The man looked at his clipboard, flipped through some papers. “We're full.”

Full?

“But I might have a spot . . .”

I let out my breath.

“Three o'clock tomorrow morning.”

“You gotta be kidding me!” said Wayne.

“That's all we got.”

That poor horse wasn't going to know what hit him when I tacked him up at two thirty in the morning. He'd probably sleepwalk through the whole thing and kill us both.

The official started talking to someone else, and we decided to let the horse look around.

That was when I really started worrying.

The schooling area was about a third the size of a normal one, with metal columns that the riders had to maneuver around. It was plain crazy to ride a horse in a place like that. And the worst part was the noise—every time a horse whinnied, the sound bounced around so you didn't know where it was coming from.

Sonny was jigging on and off and not responding to my legs. I patted him behind the saddle and on the neck and told him it was okay. Then I sat up and tried to get him forward on the bit, but it only made him jig harder.

“Easy,” I said, trying to sound calm.
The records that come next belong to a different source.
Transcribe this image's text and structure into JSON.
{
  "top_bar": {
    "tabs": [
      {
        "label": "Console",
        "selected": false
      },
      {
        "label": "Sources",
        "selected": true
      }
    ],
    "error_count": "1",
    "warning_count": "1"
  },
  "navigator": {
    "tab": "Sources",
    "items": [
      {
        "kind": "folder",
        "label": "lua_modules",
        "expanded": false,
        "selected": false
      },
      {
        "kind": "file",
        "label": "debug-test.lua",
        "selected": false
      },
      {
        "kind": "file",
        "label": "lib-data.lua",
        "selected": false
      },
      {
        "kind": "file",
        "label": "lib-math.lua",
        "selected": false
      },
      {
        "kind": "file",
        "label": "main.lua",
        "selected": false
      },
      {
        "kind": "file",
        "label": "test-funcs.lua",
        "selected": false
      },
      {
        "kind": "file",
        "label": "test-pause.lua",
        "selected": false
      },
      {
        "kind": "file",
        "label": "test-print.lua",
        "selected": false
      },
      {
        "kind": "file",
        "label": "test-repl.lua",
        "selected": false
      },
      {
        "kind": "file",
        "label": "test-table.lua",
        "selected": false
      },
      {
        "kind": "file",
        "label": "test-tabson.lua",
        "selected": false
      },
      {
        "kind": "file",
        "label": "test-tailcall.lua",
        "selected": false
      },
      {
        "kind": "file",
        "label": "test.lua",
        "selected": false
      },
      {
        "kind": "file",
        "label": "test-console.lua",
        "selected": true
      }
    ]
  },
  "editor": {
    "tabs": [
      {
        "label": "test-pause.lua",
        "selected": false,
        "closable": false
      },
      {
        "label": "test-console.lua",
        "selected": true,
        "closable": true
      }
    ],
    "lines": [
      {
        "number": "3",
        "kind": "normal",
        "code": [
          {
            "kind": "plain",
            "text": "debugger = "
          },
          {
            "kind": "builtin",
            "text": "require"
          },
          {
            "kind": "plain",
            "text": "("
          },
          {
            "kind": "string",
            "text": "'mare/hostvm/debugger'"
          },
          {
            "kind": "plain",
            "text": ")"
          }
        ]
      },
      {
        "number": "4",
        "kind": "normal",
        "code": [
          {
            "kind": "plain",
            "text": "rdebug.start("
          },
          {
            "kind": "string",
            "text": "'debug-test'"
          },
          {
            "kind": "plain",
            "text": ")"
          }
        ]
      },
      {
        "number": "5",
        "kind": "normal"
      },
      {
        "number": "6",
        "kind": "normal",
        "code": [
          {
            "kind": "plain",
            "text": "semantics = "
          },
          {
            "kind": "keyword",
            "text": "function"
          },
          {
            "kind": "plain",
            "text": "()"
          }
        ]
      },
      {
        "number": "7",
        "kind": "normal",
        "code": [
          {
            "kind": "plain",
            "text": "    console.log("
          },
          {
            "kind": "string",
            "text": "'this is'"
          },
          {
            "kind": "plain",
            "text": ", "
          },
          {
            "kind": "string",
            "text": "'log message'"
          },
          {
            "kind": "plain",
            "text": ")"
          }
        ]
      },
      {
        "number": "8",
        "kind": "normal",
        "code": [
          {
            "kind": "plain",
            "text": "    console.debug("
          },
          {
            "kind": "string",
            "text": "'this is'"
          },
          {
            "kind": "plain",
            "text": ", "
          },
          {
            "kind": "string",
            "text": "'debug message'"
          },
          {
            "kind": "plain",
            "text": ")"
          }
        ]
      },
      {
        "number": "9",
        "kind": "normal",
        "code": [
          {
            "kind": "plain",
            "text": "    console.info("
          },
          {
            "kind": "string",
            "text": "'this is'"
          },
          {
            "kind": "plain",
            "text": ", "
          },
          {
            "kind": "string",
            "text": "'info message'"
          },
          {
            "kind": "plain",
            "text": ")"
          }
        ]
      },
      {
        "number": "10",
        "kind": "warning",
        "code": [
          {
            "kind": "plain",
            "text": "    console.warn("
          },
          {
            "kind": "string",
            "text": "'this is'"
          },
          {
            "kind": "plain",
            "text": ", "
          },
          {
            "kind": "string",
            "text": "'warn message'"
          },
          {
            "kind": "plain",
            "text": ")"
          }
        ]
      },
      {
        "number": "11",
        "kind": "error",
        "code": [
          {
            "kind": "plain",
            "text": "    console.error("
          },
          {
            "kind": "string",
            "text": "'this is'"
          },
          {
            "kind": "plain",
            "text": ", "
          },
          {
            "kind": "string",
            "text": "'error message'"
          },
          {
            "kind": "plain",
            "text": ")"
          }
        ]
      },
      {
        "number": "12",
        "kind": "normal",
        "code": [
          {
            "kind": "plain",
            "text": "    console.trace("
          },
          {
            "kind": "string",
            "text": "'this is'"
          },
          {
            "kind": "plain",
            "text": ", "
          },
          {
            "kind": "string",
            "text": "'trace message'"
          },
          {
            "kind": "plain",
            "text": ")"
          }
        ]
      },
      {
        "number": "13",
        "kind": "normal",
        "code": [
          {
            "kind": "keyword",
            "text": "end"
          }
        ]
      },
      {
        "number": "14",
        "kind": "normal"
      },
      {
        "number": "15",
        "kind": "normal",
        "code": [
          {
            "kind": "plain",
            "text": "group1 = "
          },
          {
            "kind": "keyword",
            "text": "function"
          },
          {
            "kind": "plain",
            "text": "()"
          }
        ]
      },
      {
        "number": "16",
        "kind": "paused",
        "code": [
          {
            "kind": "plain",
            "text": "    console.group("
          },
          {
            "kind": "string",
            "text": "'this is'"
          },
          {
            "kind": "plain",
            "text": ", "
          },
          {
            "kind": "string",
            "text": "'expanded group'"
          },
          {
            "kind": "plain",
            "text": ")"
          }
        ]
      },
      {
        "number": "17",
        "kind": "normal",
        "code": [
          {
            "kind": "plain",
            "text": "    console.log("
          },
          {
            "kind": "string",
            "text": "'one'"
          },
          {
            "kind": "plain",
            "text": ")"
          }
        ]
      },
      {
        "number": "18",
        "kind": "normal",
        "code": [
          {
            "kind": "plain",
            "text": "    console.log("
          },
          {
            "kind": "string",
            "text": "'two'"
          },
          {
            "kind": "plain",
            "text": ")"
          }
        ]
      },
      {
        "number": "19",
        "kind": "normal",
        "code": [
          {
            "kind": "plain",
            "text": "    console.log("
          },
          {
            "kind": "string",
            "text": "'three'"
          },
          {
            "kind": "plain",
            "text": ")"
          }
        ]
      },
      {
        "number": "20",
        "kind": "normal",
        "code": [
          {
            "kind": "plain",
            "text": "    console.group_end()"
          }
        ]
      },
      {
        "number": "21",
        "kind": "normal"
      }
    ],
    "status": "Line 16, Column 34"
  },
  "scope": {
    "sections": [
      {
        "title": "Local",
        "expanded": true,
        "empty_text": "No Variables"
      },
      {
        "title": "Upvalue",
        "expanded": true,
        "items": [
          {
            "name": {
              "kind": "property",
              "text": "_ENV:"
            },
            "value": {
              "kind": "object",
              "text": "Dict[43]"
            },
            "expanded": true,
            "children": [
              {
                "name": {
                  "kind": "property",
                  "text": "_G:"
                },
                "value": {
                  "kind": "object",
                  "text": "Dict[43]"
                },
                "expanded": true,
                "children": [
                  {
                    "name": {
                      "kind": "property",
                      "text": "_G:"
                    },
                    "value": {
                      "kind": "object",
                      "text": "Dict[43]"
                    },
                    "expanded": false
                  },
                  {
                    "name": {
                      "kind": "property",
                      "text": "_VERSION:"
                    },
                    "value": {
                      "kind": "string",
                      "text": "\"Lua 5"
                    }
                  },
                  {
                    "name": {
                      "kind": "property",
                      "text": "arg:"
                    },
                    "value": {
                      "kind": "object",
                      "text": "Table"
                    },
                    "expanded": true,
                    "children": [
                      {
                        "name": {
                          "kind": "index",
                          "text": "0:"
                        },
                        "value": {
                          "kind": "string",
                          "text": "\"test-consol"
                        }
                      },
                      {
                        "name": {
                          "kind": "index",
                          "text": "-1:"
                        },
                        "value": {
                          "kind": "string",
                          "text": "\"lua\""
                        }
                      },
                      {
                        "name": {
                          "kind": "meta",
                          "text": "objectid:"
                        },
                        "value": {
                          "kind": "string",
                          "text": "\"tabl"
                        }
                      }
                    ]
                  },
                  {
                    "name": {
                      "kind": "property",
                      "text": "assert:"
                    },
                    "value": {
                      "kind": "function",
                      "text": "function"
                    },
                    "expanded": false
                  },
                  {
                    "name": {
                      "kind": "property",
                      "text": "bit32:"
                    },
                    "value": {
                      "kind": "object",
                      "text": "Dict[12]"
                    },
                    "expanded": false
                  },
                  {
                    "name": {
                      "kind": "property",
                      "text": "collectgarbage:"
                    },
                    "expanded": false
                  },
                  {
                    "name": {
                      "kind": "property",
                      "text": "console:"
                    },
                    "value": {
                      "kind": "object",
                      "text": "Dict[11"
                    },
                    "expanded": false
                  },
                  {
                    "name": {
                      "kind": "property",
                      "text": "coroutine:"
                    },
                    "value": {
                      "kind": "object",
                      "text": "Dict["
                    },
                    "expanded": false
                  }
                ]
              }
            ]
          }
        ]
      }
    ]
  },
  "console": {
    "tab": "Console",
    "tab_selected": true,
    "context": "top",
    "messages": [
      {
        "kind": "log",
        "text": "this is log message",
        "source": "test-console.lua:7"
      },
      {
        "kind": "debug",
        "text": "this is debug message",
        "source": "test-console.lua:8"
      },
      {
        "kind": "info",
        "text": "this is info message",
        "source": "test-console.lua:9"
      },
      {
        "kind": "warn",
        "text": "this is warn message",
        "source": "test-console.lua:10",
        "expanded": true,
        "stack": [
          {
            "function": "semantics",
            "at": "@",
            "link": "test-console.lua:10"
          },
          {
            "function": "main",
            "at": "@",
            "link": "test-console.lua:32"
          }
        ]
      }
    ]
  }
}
But I sounded shaken up, and I was.

The horse was as tight as a drum, and there was no place to ride him down, no field to turn him out in. He felt like he was about to explode, and my mind jumped around, trying to come up with a way to make him feel better. If we were at home, I'd take him for a ride in the woods. Not here.

A trainer was watching from the side of the ring. “Is this the first time he's been to a show?” he said.

The trainer looked like a mannequin in a department store. His collar was crisply folded over his down vest. His jeans were clean and pressed. His dark brown paddock boots didn't have even a scuff on the toe.

I didn't know what to say to him. He probably wasn't asking because he cared. It seemed as though everywhere I looked, people were sizing me up.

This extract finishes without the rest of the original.